Près de deux ans après l’intégration de la loi-cadre 06.22, le Conseil des ministres a acté la mise en œuvre de quatre nouvelles instances sanitaires stratégiques. Parmi elles : la Haute Autorité de la Santé et les groupements sanitaires territoriaux (GST).
Un chantier qui va redéfinir la gouvernance du secteur et dont il était question lors de la conférence-débat de la Britcham, mardi 4 juin, intitulée : « La Gouvernance du système de Santé au Maroc : Changements, défis et impacts ».
Cette rencontre avait pour objectif de mettre en lumière les défis et les opportunités liés à la mise en place d’un système de santé universel et de qualité au Maroc. «La gouvernance de la santé est un enjeu majeur pour le développement humain et économique d’un pays. Il s’agit de mobiliser les ressources nécessaires pour assurer l’accès aux soins de qualité, la protection sociale et la promotion de la santé publique.

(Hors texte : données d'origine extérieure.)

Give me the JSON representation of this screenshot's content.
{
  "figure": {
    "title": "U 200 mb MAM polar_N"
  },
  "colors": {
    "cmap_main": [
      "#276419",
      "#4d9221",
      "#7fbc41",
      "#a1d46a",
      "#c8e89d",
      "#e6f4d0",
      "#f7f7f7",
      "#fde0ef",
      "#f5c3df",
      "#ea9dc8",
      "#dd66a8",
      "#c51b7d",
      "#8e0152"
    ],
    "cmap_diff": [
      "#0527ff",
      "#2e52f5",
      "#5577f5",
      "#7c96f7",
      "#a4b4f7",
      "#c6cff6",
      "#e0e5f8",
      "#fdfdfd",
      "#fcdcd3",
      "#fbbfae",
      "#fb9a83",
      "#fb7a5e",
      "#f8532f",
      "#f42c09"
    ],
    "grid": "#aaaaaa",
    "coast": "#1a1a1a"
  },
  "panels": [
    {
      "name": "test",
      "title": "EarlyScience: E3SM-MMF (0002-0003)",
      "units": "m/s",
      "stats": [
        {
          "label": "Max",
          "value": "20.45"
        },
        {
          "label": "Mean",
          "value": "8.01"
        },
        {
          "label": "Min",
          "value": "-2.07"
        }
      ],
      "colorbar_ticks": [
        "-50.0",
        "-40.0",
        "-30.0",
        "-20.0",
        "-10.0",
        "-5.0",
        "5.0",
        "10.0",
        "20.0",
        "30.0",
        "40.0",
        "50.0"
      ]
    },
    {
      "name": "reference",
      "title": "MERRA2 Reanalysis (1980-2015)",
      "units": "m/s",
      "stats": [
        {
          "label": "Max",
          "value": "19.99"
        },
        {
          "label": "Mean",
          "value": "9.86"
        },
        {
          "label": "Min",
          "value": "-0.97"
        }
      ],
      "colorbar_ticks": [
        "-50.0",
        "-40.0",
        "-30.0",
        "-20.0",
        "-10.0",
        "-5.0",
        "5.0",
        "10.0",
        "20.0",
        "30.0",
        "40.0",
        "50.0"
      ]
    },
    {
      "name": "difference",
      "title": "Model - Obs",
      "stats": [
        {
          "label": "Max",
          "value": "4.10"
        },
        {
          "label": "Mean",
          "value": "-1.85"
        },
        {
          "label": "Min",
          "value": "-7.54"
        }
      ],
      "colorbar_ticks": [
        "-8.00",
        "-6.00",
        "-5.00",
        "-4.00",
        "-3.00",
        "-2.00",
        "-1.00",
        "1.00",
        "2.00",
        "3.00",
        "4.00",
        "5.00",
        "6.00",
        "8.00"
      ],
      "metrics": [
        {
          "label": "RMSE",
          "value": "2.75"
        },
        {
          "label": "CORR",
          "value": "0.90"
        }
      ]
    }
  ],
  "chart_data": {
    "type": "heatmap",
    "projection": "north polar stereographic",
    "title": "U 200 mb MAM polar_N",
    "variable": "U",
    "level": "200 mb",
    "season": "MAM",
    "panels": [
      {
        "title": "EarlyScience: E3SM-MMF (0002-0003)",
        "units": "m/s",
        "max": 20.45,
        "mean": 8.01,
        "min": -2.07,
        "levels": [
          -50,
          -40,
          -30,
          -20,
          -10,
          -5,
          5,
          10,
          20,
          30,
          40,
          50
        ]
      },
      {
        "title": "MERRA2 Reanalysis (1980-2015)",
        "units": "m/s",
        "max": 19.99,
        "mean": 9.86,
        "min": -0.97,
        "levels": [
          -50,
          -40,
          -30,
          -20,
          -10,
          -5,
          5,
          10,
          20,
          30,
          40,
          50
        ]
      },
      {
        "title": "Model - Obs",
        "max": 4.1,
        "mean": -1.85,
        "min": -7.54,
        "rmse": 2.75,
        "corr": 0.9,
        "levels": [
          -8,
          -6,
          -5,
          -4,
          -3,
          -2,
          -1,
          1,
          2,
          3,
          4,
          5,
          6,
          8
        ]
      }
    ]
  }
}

Un changement dans la durée. En effet, l’installation d’une nouvelle gouvernance de la santé va permettre une continuité des politiques publiques en matière de santé et ainsi construire un système de santé robuste et actif sur de longues périodes. Un constat partagé par l’ensemble des panélistes de cette conférence.
D’entrée, Dr. Maryam BIGDELI, Représentante de l’OMS au Maroc, a dressé un portrait des enjeux de la bonne gouvernance du secteur. Parmi eux : « les capacités et compétences qu’il faut savoir retenir ». Environ 700 médecins décident de quitter le Maroc chaque année. « Les retenir » et « revaloriser le statut de la fonction publique du médecin » est un des enjeux de la réforme, a rappelé Dr. Redouane SEMLALI, PDG du Groupe Oncorad, professeur en Radiothérapie et Président de l’Association nationale des cliniques privées.
Ce dernier a également rappelé l’importance du secteur privé dans la contribution à la qualité des soins. Le privé intègre notamment aujourd’hui des soins innovants comme la robotique. Or, « il faut apporter des incitations fiscales pour pouvoir l’encourager à davantage investir ». Autre nécessité : l’intégration du privé dans les nouvelles instances sanitaires. « Les GST doivent intégrer le privé dans leurs gouvernances » a déclaré le Pr. Jaafar HEIKEL, Professeur de Médecine et d’Épidémiologie, spécialiste en maladies infectieuses et économiste de la santé.
Une nouvelle gouvernance pour une meilleure qualité des soins
Autre enjeu : le coût et les dépenses publiques en matière de santé. « Actuellement, le citoyen marocain contribue à plus de 60% des dépenses de santé. Aussi, chaque année, l’intégralité des fonds publics alloués à la santé ne sont pas entièrement dépensés » a rappelé le Pr. Jaafar HEIKEL. La refonte de la gouvernance devrait permettre une gestion plus fine de la santé avec des gouvernances régionales puissantes. C’est le sens des groupements sanitaires territoriaux (GST).
De son côté, Dr. Moulay Said AFIF, Docteur en pédiatrie et Président de la Fédération Nationale de la Santé au Maroc, a souligné l’importance d’un système de santé « où le public et le privé marchent ensemble ». Parmi les leviers d’action : la gouvernance mais également des mesures économiques et budgétaires. « Certains tarifs de prestations médicales n’ont pas évolué depuis 2006 ». Il est selon lui « essentiel d’entamer une réflexion » alors que la couverture sanitaire s’est généralisée avec une promesse d’accès aux soins de qualité pour tous.
La souveraineté et l’innovation, enjeux de la gouvernance
Au cœur de plusieurs discours royaux depuis plusieurs années, le secteur de la santé connaît une réforme accélérée. « L’enjeu de la bonne gouvernance sera aussi celui du développement de la recherche » a souligné Pr. Abdallah BADOU. Le directeur du Laboratoire d’immuno-génétique et de pathologie humaine à la Faculté de médecine et de pharmacie a plaidé en faveur d’une recherche médicale pleinement intégrée au secteur de la santé et qui permette de produire des solutions médicales qui répondent aux besoins de la population. Pour cela, plusieurs défis restent de mise, notamment le partage de la data.
Enfin, alors que le Maroc cherche à développer une industrie pharmaceutique locale robuste, visant à réduire la dépendance aux importations et à diminuer les coûts des médicaments pour les citoyens, la recherche et son financement seront des enjeux capitaux à intégrer dans la nouvelle gouvernance.